Since the option of care in Catalan is not explicitly mentioned, in a normal situation of real bilingualism it would be understood that any of these doctors is capable of communicating with the patient in Catalan and Spanish, the two co-official languages ​​in Catalonia, the Balearic Islands and the Valencian country. But we Catalan speakers know that this is not the case and that often the professional who attends us, who surely speaks other languages, does not speak Catalan.

Someone can almost certainly understand it, but everyone knows how uncomfortable it is to have a conversation in which one person speaks in Spanish and the other in Catalan. In all this situation, there are always the arsonists who can't stand that there are those who try to speak in Catalan while we can all understand each other in Spanish, because they don't understand that the only thing Catalan-speakers want is to keep their language alive, which is increasingly found in danger of recession But in the case of health, as in many other areas of society, it is necessary to differentiate who provides a service and who receives it.

Because the issue is complicated when the person seen by the doctor is a child, who perhaps only expresses himself in the family language and the parent is forced to act as an interpreter for the pediatrician's questions, or an elderly person with memory problems, that they have to make double the effort of answering the doctor's questions and, furthermore, doing so in a language that is not their mother tongue.

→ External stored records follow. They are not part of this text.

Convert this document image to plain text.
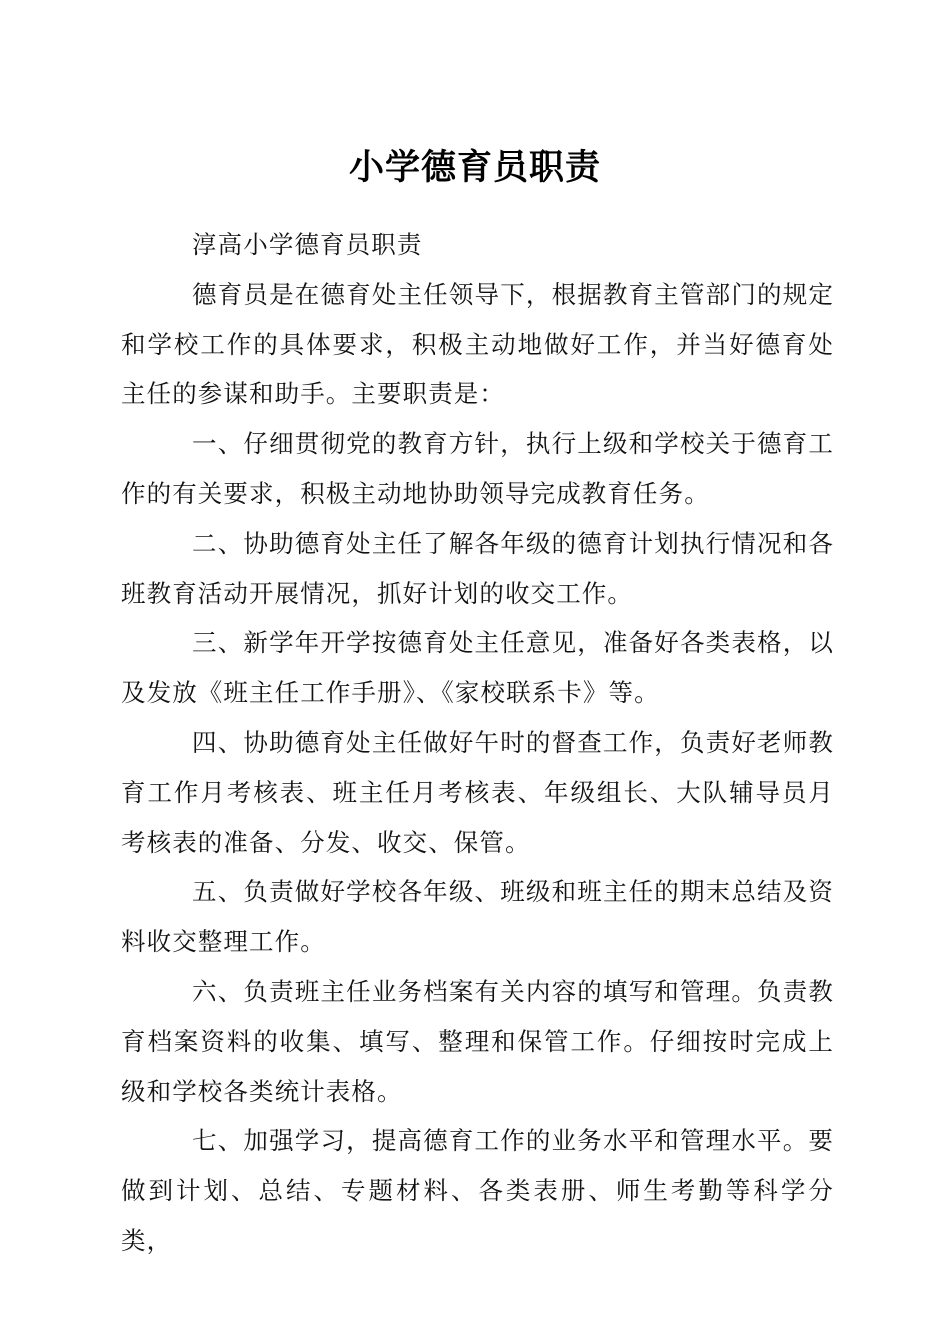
小学德育员职责

淳高小学德育员职责

德育员是在德育处主任领导下，根据教育主管部门的规定和学校工作的具体要求，积极主动地做好工作，并当好德育处主任的参谋和助手。主要职责是：

一、仔细贯彻党的教育方针，执行上级和学校关于德育工作的有关要求，积极主动地协助领导完成教育任务。

二、协助德育处主任了解各年级的德育计划执行情况和各班教育活动开展情况，抓好计划的收交工作。

三、新学年开学按德育处主任意见，准备好各类表格，以及发放《班主任工作手册》、《家校联系卡》等。

四、协助德育处主任做好午时的督查工作，负责好老师教育工作月考核表、班主任月考核表、年级组长、大队辅导员月考核表的准备、分发、收交、保管。

五、负责做好学校各年级、班级和班主任的期末总结及资料收交整理工作。

六、负责班主任业务档案有关内容的填写和管理。负责教育档案资料的收集、填写、整理和保管工作。仔细按时完成上级和学校各类统计表格。

七、加强学习，提高德育工作的业务水平和管理水平。要做到计划、总结、专题材料、各类表册、师生考勤等科学分类，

If we talk about language rights, every citizen has the right to use any of the official languages. Now, this premise can only be fulfilled if we differentiate between the person who requires a service and the person who provides it. When someone purchases a product or contracts a service, they are a user, while the person who sells that product or offers that service is the server that has to make it easier for the user to use the language they want. We are all citizens, but when a transaction takes place, who receives the service is the one who should have linguistic priority, not who is giving it.